Biomass Potential of India
But, looking carefully, biomass is really a low hanging fruit. It looks fantastic until biomass based systems try to go real mainstream. Once they reach the mainstream status, they could potentially create the following problems.
- Limited amount of biomass availability because they are mainly agricultural by-products. So further scaling up from the above numbers would be really difficult.
- Direct competition with food production for the availability of land if biomass production becomes a profitable business.
- Stepping upon forest land for the same reason.
- Difficult to use in transportation sector.
Can we complement the situation with Biofuels?
There are many different types of biofules available like bioethanol, biodiesel and biobutanol. Current main source of ethanol are sugar cane, and corn. Where as biodiesel could be produced from different oil sources like sunflower, coconut oil, palm oil etc. and also from Jatropha from marginal lands. But the best yield is given by different algae streams.
One study says that Jatropha based biodisel cound supply 22% of India’s petroleum demand.
Jatropha Potential of India
Considering the usage of land, it is essential to look at the overall efficiency from sunlight to biodiesel. It is practically less than 1%
So, only algae based Biofules could reach sustainability. It is progressing but still it has not reached commercial status.
Other biofuel technologies like sugar cane ethanol, corn ethanol, palm oil and other biodiesel etc. have limited potential to fix the overall energy issues. Apart from that, they also contribute to the above mentioned problems: encroaching upon forest and farm land.
Our Earth is too hot inside. Geothermal energy.
Geothermal is another often discussed (pseudo) renewable energy and it could be considered as a baseload resource with no energy storage requirement. For commerical/quality power generation deep wells are required, on the other hand shallow wells could be used for heating purpose.
All these come with a few drawbacks. As per wikipedia, even though geothermal potential is much more than the current energy requirement, only a fraction of that is recoverable. Also quality varies through geographic locations. Apart from the economics, there are potential environmental drawbacks also. Chances of trapped carbon dioxide, sulphur dioxide etc. getting released to the environment is high. In addition to these gases toxic elements like Mercury, Arsenic etc. could get released. There have been concerns about increased earthquakes due to deep wells.
Environmental Effects of Geothermal Energy
Wave Power, OTEC and Tidal Power
Wave Power, Tidal Power and Ocean Therman Energy Conversion (OTEC) have great energy potential. But they have not reached commercial status yet. Only pilot projects of a few MWs have been carried out so far.
How about Solar and Wind?
As per Harvard University, Wind Energy has a potential of more than 40 times the current World energy consumption. Where as Earth receives around 6000 times Solar Energy compared to the energy consumption. Wind Power has already reached grid parity in many cases and solar is gearing towards that.
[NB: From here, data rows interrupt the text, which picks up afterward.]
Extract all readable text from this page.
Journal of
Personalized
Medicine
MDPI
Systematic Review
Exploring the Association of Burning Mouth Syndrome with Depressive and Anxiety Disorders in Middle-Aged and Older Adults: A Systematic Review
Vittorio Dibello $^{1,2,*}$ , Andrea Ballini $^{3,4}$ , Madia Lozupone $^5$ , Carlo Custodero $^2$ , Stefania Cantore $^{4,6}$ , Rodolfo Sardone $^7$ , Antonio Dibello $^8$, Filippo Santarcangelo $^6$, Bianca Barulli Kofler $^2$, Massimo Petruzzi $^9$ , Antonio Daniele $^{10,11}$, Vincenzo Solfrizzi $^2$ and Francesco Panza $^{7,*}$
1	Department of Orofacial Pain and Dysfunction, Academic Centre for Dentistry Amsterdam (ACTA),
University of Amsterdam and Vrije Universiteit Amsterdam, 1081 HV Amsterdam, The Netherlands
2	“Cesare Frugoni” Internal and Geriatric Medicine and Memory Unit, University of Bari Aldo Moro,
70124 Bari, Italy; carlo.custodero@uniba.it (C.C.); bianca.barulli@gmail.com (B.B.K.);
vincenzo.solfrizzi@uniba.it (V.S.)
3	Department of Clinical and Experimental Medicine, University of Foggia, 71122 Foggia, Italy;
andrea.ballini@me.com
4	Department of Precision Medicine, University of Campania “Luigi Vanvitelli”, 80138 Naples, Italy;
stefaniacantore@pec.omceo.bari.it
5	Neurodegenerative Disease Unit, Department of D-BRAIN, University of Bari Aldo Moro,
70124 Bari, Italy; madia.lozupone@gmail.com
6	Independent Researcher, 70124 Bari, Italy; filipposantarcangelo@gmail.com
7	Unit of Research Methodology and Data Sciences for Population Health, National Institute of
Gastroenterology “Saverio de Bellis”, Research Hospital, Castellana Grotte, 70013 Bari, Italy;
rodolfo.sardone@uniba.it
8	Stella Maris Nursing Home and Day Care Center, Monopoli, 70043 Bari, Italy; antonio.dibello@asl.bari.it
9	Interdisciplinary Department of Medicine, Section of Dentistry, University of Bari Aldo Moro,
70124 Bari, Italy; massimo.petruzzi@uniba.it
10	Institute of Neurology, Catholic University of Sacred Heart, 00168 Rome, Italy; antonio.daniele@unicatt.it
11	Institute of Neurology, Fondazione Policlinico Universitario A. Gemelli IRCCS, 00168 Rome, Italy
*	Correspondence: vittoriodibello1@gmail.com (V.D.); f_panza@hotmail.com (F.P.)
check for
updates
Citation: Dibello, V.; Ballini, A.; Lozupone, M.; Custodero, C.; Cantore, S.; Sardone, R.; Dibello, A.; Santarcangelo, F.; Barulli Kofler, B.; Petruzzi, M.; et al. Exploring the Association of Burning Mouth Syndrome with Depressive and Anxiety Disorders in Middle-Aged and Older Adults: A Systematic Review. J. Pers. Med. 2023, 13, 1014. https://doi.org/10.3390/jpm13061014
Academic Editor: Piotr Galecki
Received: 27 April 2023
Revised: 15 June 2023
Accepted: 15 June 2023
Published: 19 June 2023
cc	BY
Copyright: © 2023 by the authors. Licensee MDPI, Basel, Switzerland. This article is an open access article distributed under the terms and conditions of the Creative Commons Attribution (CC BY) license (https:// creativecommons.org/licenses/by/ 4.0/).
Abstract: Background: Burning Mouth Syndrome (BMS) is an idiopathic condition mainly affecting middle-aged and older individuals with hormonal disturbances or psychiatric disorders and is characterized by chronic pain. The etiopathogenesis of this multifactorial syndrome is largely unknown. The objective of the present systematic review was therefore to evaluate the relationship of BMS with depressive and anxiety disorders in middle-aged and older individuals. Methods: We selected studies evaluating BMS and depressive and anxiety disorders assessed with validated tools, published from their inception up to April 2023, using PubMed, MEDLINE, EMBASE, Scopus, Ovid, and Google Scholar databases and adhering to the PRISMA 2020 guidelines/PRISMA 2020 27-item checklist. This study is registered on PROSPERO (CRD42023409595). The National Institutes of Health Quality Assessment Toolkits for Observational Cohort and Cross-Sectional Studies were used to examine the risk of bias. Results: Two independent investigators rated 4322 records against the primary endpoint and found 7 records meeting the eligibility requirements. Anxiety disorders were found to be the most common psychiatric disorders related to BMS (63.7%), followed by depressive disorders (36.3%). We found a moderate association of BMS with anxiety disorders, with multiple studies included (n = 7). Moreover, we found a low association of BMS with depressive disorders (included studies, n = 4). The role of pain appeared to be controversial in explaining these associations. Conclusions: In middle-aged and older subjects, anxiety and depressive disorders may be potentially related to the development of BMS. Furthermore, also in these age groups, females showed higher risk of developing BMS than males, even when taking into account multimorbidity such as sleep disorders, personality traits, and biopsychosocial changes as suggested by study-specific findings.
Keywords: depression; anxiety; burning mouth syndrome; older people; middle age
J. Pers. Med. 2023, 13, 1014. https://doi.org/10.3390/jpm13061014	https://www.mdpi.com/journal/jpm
Lots of reserach and investments are taking place to make them go mainstream.
Global Potential for Windpower
So, Sustainability and Climate Change have defined a clear goal…… Reduce the above oil and coal usage numbers as much and as fast as possible. A very challenging problem, much more than any “Rocket Science” ever achieved.
Considering both the current state of technology development and overall potential to meet the global energy demand completely, only Solar and Wind could be considered for the top positions. But their sustainability depends upon Energy Storage.
So as far as Energy Storage is concerned, apart from biting the bullet no other solution is existing in the long run. There is no other way, but to fix all of the shortcoming of Energy Storage.
Edited on 08/08/2011
I received a comment about Solar Thermal systems. Solar could include both Photovoltaic and concentrated solar thermal systems also.